Además de plantear la necesidad de una reglamentación sobre la confidencialidad de la información, o la no discriminación por características genéticas, el avance de las investigaciones pone sobre el tapete la necesidad de establecer diferencias entre enfermedad y condición genéticas. “Si uno da una definición amplia de enfermedad genética y abarca condiciones que actualmente no se consideran enfermedades –comenta Luna–, en la medida que haya terapéutica, entonces medicaliza más la vida cotidiana. Estas condiciones que antes no se tomaban como enfermedades, ahora se toman como tales, lo cual implica no sólo medicalizar sino también rotular a una persona como enferma. Pero si uno toma una definición muy estrecha y deja como enfermedades genéticas las que actualmente se consideran enfermedades genéticas, y no estas condiciones intermedias borderline” podría hablarse de conceptos más justos. Luna ejemplifica con casos como la baja estatura o la obesidad moderada que, de momento, no son enfermedades sino condiciones. El conflicto se plantearía si su status se modificara al de afección, con lo cual, en caso de existir una terapéutica, no se trataría de un tratamiento preventivo, sino que se emparentaría con la eugenesia.

10
La clonación de órganos

“Los genes son fuentes de información. Con esa información, la célula fabrica cosas, y cada célula fabrica aquello que está destinada a fabricar de acuerdo con el gen que tenga”, explica Chillik. “La célula del hígadofabrica una cosa y la célula del riñón fabrica otra, por más que las dos tengan la misma información genética.

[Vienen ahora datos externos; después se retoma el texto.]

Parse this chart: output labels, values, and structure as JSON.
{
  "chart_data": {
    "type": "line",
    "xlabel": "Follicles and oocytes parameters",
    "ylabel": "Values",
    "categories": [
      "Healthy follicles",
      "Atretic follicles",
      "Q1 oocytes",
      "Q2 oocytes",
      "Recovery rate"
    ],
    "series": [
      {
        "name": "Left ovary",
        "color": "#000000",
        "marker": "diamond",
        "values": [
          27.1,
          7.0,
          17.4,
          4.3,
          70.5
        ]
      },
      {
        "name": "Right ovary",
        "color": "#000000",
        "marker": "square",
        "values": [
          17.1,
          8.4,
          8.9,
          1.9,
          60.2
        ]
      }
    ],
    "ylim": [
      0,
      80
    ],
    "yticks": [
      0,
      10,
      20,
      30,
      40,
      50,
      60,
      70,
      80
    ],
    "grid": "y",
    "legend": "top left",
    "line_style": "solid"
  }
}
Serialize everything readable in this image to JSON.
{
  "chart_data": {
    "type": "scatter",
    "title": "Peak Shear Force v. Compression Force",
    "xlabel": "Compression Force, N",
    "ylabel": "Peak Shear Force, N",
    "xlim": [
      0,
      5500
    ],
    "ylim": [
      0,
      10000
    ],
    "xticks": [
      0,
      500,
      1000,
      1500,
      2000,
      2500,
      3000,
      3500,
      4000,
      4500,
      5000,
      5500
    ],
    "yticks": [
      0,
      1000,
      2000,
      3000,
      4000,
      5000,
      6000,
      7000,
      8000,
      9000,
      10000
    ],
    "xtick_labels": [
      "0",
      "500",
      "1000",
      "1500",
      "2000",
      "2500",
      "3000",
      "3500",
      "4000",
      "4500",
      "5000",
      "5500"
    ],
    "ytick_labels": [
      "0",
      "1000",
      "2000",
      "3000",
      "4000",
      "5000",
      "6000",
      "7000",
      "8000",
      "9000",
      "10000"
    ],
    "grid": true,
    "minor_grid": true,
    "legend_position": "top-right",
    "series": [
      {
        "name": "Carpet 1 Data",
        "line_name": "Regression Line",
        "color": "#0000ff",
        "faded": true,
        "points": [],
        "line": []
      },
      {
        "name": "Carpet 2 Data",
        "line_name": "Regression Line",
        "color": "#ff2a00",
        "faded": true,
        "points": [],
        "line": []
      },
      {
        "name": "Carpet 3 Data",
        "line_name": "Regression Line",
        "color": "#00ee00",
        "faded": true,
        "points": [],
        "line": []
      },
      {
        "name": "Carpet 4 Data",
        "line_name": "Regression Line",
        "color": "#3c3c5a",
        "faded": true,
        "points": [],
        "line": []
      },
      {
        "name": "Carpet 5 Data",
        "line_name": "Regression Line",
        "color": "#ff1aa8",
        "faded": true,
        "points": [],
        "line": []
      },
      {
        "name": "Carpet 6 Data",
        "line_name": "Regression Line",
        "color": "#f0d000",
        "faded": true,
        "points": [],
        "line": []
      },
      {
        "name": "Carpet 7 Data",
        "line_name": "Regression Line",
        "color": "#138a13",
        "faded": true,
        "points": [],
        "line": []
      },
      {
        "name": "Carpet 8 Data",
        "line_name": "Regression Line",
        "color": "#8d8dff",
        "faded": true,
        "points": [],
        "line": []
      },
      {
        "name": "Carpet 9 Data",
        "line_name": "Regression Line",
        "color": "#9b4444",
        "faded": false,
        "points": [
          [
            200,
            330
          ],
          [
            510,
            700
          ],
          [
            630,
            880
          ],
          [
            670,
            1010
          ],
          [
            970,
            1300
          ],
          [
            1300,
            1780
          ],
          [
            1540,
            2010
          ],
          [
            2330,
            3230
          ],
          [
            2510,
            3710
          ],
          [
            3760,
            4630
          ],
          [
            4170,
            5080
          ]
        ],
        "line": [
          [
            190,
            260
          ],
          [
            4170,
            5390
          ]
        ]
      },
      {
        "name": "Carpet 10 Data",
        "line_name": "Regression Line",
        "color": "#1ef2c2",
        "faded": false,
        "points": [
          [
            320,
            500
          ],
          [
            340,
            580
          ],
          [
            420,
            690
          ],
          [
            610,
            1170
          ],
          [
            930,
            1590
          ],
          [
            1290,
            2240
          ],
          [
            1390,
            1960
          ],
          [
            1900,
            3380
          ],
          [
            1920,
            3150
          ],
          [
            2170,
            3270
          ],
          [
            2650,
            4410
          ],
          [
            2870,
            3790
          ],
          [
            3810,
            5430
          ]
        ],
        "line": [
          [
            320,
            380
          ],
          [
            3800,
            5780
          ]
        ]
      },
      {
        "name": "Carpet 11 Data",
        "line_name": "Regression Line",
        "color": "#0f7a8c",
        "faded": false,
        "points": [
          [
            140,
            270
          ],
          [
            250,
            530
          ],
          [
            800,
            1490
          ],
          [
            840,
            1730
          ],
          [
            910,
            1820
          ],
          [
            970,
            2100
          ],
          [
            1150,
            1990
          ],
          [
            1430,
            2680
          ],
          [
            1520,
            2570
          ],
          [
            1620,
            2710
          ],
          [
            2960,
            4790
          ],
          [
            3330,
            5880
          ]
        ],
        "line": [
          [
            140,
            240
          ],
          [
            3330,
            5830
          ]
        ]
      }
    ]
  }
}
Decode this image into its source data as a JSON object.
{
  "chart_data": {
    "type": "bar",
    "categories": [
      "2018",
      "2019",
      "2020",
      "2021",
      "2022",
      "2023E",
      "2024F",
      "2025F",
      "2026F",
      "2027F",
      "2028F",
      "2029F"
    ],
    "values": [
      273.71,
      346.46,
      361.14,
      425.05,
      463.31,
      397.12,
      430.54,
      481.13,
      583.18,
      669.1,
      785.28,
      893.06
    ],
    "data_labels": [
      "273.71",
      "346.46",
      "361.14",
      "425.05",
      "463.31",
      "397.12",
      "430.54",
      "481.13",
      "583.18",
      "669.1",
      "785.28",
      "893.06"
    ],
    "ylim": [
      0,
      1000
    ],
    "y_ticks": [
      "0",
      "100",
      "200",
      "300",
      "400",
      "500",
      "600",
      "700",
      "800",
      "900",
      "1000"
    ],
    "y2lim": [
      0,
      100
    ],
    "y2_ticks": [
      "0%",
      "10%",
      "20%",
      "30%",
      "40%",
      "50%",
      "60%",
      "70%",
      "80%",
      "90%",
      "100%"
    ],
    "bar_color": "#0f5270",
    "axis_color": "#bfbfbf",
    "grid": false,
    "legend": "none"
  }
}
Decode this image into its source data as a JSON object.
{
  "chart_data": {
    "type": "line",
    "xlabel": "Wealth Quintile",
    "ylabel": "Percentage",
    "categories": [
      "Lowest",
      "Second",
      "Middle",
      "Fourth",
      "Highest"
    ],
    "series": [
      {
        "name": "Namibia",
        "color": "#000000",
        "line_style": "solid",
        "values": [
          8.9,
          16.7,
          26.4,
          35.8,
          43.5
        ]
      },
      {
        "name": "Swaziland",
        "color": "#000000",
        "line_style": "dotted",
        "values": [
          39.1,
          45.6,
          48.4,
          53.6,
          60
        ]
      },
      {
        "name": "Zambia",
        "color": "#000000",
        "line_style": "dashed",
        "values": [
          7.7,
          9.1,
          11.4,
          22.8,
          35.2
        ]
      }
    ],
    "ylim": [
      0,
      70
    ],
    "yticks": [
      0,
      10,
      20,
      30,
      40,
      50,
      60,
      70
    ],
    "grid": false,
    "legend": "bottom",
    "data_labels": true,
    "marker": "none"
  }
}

La diferencia es que la célula del riñón tiene ‘prendidos’ solamente los genes del riñón, y todos los demás apagados, y las del hígado lo mismo. Esa es la base de la clonación: si yo agarro una célula de la piel de una persona, esa célula tiene la misma información genética que cualquier célula del cuerpo, sólo que tiene la información prendida para ser piel. Si yo logro a esa célula prenderle la información para que haga todo, termina siendo una célula de un embrión. Entonces, si yo activo los genes que están reprimidos, con esa célula de piel termino haciendo una persona idéntica a aquella de la que saqué la muestra. Eso es la clonación”. Para completar el ciclo, ese núcleo debe implantarse en un óvulo, el lugar que fomenta que todos los genes estén desreprimidos, lo que da por resultado un embrión. La técnica de la clonación está comenzando a plantearse como recurso insuperable para conseguir órganos necesarios para trasplantes. Si una persona precisa esta intervención, proponen algunos investigadores, no hay más que generar un embrión de sí misma con una muestra de sus células y, de allí, obtener el órgano necesario. El razonamiento, sin embargo, se topa con un conflicto: al formar un embrión, no es posible generar solamente ese órgano. Por breve que sea, existe un instante en el que ese embrión no es otra cosa que una réplica del individuo que dio la muestra, por lo que necesariamente habría que desviar su “destino” de ser humano completo para convertirlo en un tejido específico. Y el conflicto es, justamente, a partir de qué momento ese embrión se considera un ser vivo.
Como sea, no cabe demonizar a las posibles terapias genéticas ni tampoco al PGH, puesto, como marcan Chillik y Luna, la técnica en sí misma no puede tener un valor ético, lo que cuenta son las conclusiones a las que llegue la sociedad tras una discusión sobre los usos de esa técnica.